Right now my df looks like this (I shorten it cause there are 20 rows).
import pandas as pd
df=pd.DataFrame({'Country': ["Uruguay", "Italy", "France"], 'Winner': ["Uruguay", "Italy", "France"]})
def f(row):
if row['Country'] in row['Winner']:
val = False
else:
val = True
return val
df["AwayTeam"]=df.apply(f, axis=1)
df
I want to delete all the rows when AwayTeam=False.

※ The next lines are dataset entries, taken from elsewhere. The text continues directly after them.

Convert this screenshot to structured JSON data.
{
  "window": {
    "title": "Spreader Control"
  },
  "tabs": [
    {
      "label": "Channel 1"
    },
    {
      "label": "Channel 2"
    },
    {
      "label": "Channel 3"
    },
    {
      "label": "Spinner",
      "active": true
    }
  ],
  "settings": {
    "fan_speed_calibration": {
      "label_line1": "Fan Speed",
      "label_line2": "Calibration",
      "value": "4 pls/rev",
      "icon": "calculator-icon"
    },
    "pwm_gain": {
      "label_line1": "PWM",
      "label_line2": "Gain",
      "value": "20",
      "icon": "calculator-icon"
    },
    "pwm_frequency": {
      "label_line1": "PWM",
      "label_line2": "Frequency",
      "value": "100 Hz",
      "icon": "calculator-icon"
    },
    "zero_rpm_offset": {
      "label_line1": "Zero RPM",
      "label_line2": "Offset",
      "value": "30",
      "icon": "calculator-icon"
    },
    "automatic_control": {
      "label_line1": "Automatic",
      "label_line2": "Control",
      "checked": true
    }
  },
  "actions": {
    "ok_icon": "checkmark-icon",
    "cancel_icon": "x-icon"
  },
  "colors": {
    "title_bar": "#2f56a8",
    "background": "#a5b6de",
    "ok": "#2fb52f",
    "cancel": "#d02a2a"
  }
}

Everything's fine, until I was told that I need to build a method chain.
#Not Chained
df.drop(df[df['AwayTeam'] == False].index, inplace = True)
df = df.drop("AwayTeam", axis=1)
df
#Done for now
This is what I tried
df=(
df.drop(
df[df['AwayTeam'] == False].index, inplace = True)
.drop("AwayTeam", axis=1)
)
df
CodePudding user response:
You need to remove the inplace
argument.
df = df.drop(df[df["AwayTeam"] == False].index).drop("AwayTeam", axis=1)
If it's set to True
, the drop
method will do the operation inplace and return None
, Which means that your method chain will evaluate like this,
df = None.drop("AwayTeam", axis=1)
When it's False
(Which is the default value) the operation will always return a copy of the dataframe so that you can apply other methods on it(method chaining).